Variations in household waste recycling across the UK

Unexpectedly, the more often bins are collected, the lower the recycling rate. It's important to understand what influences people's decisions on recycling.

Father helps his daughter recycle a plastic bottle
Under EU targets we need to be recycling 50% of household waste by 2020

The starting point for this project came from finding a persistent variation in recycling rates across the UK. The purpose of the research was to understand why.

Data collection

Our findings came from a combination of theoretical and empirical analysis, with data coming from, an online portal for local authorities to report their waste and recycling activities on a quarterly basis.

We also used data from the Office of National Statistics for information on socioeconomic characteristics such as income, age and level of education. The focus of analysis was household waste management behaviour. The empirical analysis used was panel data estimation.

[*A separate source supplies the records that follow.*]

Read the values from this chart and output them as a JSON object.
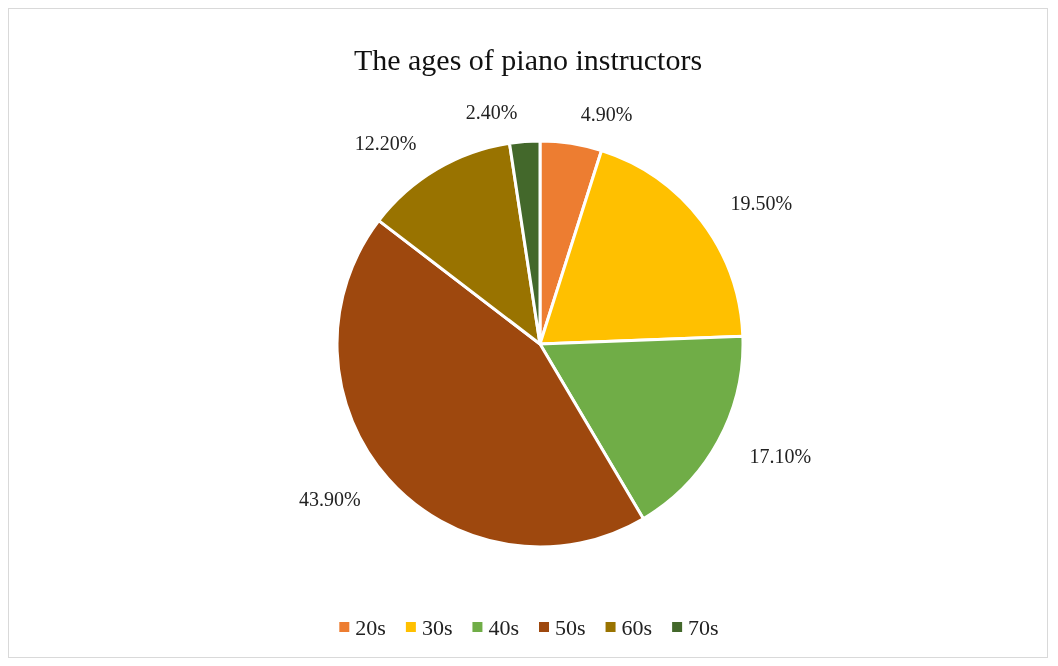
{
  "chart_data": {
    "type": "pie",
    "title": "The ages of piano instructors",
    "categories": [
      "20s",
      "30s",
      "40s",
      "50s",
      "60s",
      "70s"
    ],
    "values": [
      4.9,
      19.5,
      17.1,
      43.9,
      12.2,
      2.4
    ],
    "value_labels": [
      "4.90%",
      "19.50%",
      "17.10%",
      "43.90%",
      "12.20%",
      "2.40%"
    ],
    "colors": [
      "#ed7d31",
      "#ffc000",
      "#70ad47",
      "#9e480e",
      "#997300",
      "#43682b"
    ],
    "legend": "bottom"
  }
}
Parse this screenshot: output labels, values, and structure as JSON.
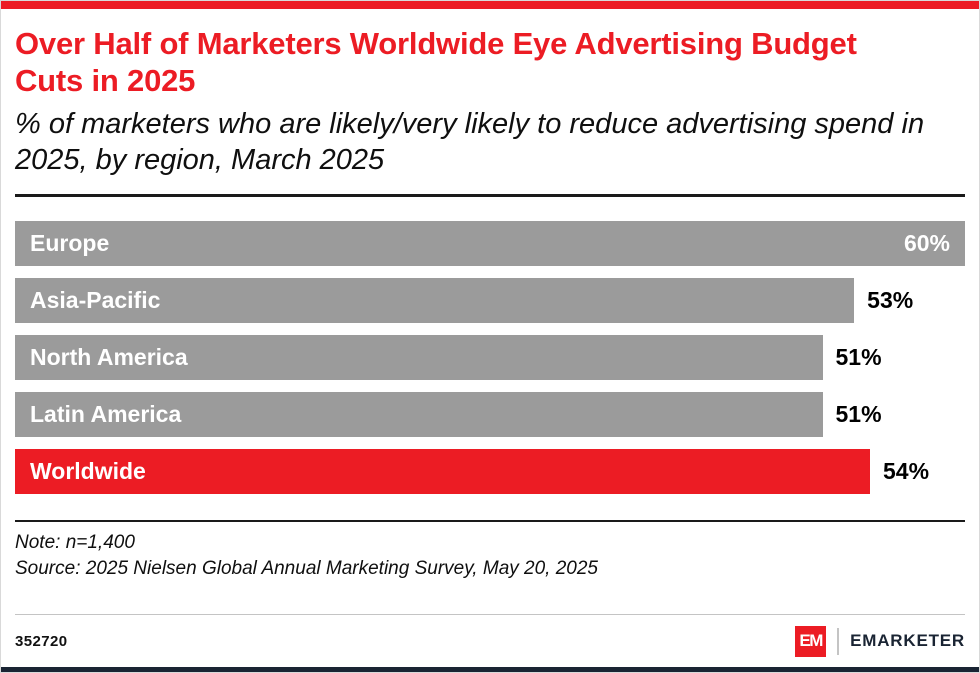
{
  "header": {
    "title": "Over Half of Marketers Worldwide Eye Advertising Budget Cuts in 2025",
    "subtitle": "% of marketers who are likely/very likely to reduce advertising spend in 2025, by region, March 2025"
  },
  "chart_data": {
    "type": "bar",
    "orientation": "horizontal",
    "categories": [
      "Europe",
      "Asia-Pacific",
      "North America",
      "Latin America",
      "Worldwide"
    ],
    "values": [
      60,
      53,
      51,
      51,
      54
    ],
    "value_labels": [
      "60%",
      "53%",
      "51%",
      "51%",
      "54%"
    ],
    "xlim": [
      0,
      60
    ],
    "grid": false,
    "legend": "none",
    "bar_colors": [
      "#9b9b9b",
      "#9b9b9b",
      "#9b9b9b",
      "#9b9b9b",
      "#ec1c24"
    ],
    "labels_inside": [
      true,
      false,
      false,
      false,
      false
    ],
    "title": "Over Half of Marketers Worldwide Eye Advertising Budget Cuts in 2025",
    "xlabel": "",
    "ylabel": ""
  },
  "notes": {
    "note": "Note: n=1,400",
    "source": "Source: 2025 Nielsen Global Annual Marketing Survey, May 20, 2025"
  },
  "footer": {
    "chart_id": "352720",
    "logo_mark": "EM",
    "logo_text": "EMARKETER"
  },
  "colors": {
    "accent_red": "#ec1c24",
    "bar_gray": "#9b9b9b",
    "brand_navy": "#1a2433"
  }
}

  • A key finding is that the less frequent bin collections are, the higher the recycling rate - this is true for dry recycling and compost
  • Methods of collection are also important. The size of the container and number of different types of materials collected affect recycling levels
  • Perhaps not surprisingly, the more materials collected at the kerbside, the greater the level of recycling
  • The three main areas of recycling - waste production, dry recycling (glass, paper, cardboard) and green recycling (compost waste) - are interrelated, so analysis has to consider all of them

Socioeconomic influences

There are numerous additional factors affecting recycling behaviour, these include:

  • level of occupancy of households
  • levels of education
  • how normalised the behaviour is across society
  • levels of satisfaction derived from recycling
  • concern for the public good

Policy implications

Enhanced kerbside provision has been a key plank of government policy in driving up recycling rates to meet EU commitments, such as the 50% target of recycled household waste by 2020. This project allowed us to identify which characteristics promote recycling and which contribute more towards achieving the goal. The policy implications of our research relate to the effectiveness of measures to increase recycling.